There are two main ways

older way: Utopia Bootloader games. You put in the Boot loader disc, wait a few seconds till it says put your game in. Then put in the burned game you want to play. Usually images that are .nrg (nero), .cue/.bin (Alcohol 120%/IMGburn). These are non self booting disc hence the use of a bootloader.

Newer way, Selfboot games, just burn'em and play'em. Usually a .cdi format that can be burned by discjuggler or bootdreams (I prefer bootdreams in CDRecord mode).


----------



## _Chaz_ (Jul 20, 2010)

Why do you think the system never did as well as it could have?

A ton of people, upon hearing this, never bought games again.


----------



## thebsharp (Jul 20, 2010)

Sega did eventually release a DC that could not read CD-Rs but it was too little too late.


----------



## gisel213 (Jul 20, 2010)

thebsharp said:
			
		

> Sega did eventually release a DC that could not read CD-Rs but it was too little too late.



No it blocked the mil-cd format but if u use bin2boot and create a backup that is data/data
instead of audio/data it would work.....


----------



## hullo8d (Jul 20, 2010)

If your planning to get a dreamcast make sure the the Manufacturing date isn't between Oct. 2000 - Dec. 2000 those are supposedly the DCs which block MIL-CDs


----------



## thebsharp (Jul 20, 2010)

gisel213 said:
			
		

> thebsharp said:
> 
> 
> 
> ...



sorry, my mistake 
	

	
	
		
		

		
			





either way, as was said, avoid a DC from those dates.


----------



## Gagarin (Jul 22, 2010)

What about cheats.

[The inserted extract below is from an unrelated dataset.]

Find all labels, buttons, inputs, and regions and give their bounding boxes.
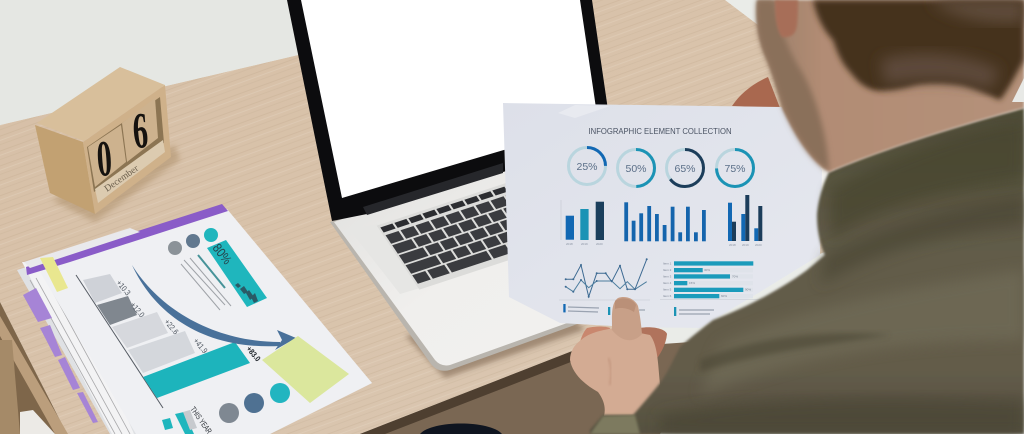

Is there a gameshark or action reply disk for it?


----------



## Arm73 (Jul 22, 2010)

HOW ABOUT A FRIGGING QUESTION MARK IN THE TITLE OR EVEN THE PROVIDED SPACE FOR THE SUB-TITLE SO THAT PEOPLE WILL UNDERSTAND THAT YOU SEEK AN ANSWER AND ARE NOT PROVIDING SOME NEW WAY TO HACK A DREAMCAST ?

ALL IT TAKES IT'S A QUESTION MARK, AND I WILL DECIDE IF TO HELP OR STAY AWAY FROM THE TOPIC. HOW DIFFICULT IT IS ?

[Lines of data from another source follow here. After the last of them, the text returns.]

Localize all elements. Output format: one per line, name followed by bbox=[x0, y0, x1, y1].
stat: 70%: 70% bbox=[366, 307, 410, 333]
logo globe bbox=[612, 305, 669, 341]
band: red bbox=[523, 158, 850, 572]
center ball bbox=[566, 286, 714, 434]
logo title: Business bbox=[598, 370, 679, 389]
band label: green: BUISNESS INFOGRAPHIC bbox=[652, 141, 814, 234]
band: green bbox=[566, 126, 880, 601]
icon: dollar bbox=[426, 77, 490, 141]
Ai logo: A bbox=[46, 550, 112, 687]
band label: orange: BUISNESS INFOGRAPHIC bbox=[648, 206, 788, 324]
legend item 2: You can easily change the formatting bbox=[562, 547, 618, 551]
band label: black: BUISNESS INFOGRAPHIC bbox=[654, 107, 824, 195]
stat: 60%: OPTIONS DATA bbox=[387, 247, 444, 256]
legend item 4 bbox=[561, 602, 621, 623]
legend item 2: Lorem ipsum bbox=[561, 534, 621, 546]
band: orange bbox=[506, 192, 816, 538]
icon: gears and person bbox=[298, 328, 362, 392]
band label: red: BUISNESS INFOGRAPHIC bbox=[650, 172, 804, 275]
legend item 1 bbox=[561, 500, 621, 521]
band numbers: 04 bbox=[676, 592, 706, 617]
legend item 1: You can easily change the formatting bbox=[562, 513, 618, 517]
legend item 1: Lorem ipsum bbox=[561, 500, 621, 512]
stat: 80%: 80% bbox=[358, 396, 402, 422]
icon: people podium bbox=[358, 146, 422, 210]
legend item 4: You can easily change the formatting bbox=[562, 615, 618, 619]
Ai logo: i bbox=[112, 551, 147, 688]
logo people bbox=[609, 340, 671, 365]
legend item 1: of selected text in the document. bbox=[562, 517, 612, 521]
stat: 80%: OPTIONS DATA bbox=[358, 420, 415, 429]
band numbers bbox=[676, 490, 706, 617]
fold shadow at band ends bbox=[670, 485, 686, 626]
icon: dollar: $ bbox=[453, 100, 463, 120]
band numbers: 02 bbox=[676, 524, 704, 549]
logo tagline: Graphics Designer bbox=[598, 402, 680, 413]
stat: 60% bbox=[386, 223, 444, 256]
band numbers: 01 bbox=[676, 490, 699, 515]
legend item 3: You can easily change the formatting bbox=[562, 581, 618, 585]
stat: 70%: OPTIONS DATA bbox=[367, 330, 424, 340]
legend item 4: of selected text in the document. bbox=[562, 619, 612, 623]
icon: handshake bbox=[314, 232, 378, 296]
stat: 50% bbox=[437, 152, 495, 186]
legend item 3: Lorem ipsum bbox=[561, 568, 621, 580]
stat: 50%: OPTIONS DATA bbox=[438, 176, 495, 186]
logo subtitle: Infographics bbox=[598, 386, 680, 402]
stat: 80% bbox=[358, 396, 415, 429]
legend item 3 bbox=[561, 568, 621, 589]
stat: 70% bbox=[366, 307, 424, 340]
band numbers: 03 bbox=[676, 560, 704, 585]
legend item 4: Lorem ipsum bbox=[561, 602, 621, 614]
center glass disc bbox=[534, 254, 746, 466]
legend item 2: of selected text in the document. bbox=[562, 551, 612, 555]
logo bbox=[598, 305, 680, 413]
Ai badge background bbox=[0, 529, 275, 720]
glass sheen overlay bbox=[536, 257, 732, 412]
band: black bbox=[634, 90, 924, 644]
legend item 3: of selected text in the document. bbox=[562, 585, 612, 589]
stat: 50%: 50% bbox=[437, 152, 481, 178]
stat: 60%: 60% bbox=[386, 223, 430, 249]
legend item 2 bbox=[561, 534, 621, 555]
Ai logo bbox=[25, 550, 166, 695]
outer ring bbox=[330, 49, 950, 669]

Sorry for the rant, but lately I've been tricked several times onto topics with misleading titles, and I'm getting sick of it.
What a waste of a post.


----------



## The Pi (Jul 22, 2010)

Arm73 said:
			
		

> HOW ABOUT A FRIGGING QUESTION MARK IN THE TITLE OR EVEN THE PROVIDED SPACE FOR THE SUB-TITLE SO THAT PEOPLE WILL UNDERSTAND THAT YOU SEEK AN ANSWER AND ARE NOT PROVIDING SOME NEW WAY TO HACK A DREAMCAST ?
> 
> ALL IT TAKES IT'S A QUESTION MARK, AND I WILL DECIDE IF TO HELP OR STAY AWAY FROM THE TOPIC. HOW DIFFICULT IT IS ?
> 
> ...


The thread contains the needed information to hack (if you can call it that) a Dreamcast.
So it doesn't matter and yes what a waste of a post.


----------



## hullo8d (Jul 22, 2010)

Gagarin said:
			
		

> What about cheats. Is there a gameshark or action reply disk for it?



Yeah there's a gameshark but you need to input codes.


----------



## Paranoid Mouse C (Jul 22, 2010)

Gagarin said:
			
		

> What about cheats. Is there a gameshark or action reply disk for it?



Yup, sure is. I still have my AR disc actually 
	

	
	
		
		

		
		
	


	



Phantasy Star Online was incredible if you had an action replay. Ahhhhh, memories.


----------



## hullo8d (Jul 22, 2010)

If you really want to get into Dreamcast hacking you should look into the SD card reader for it it can now play ISO at a decent speed


----------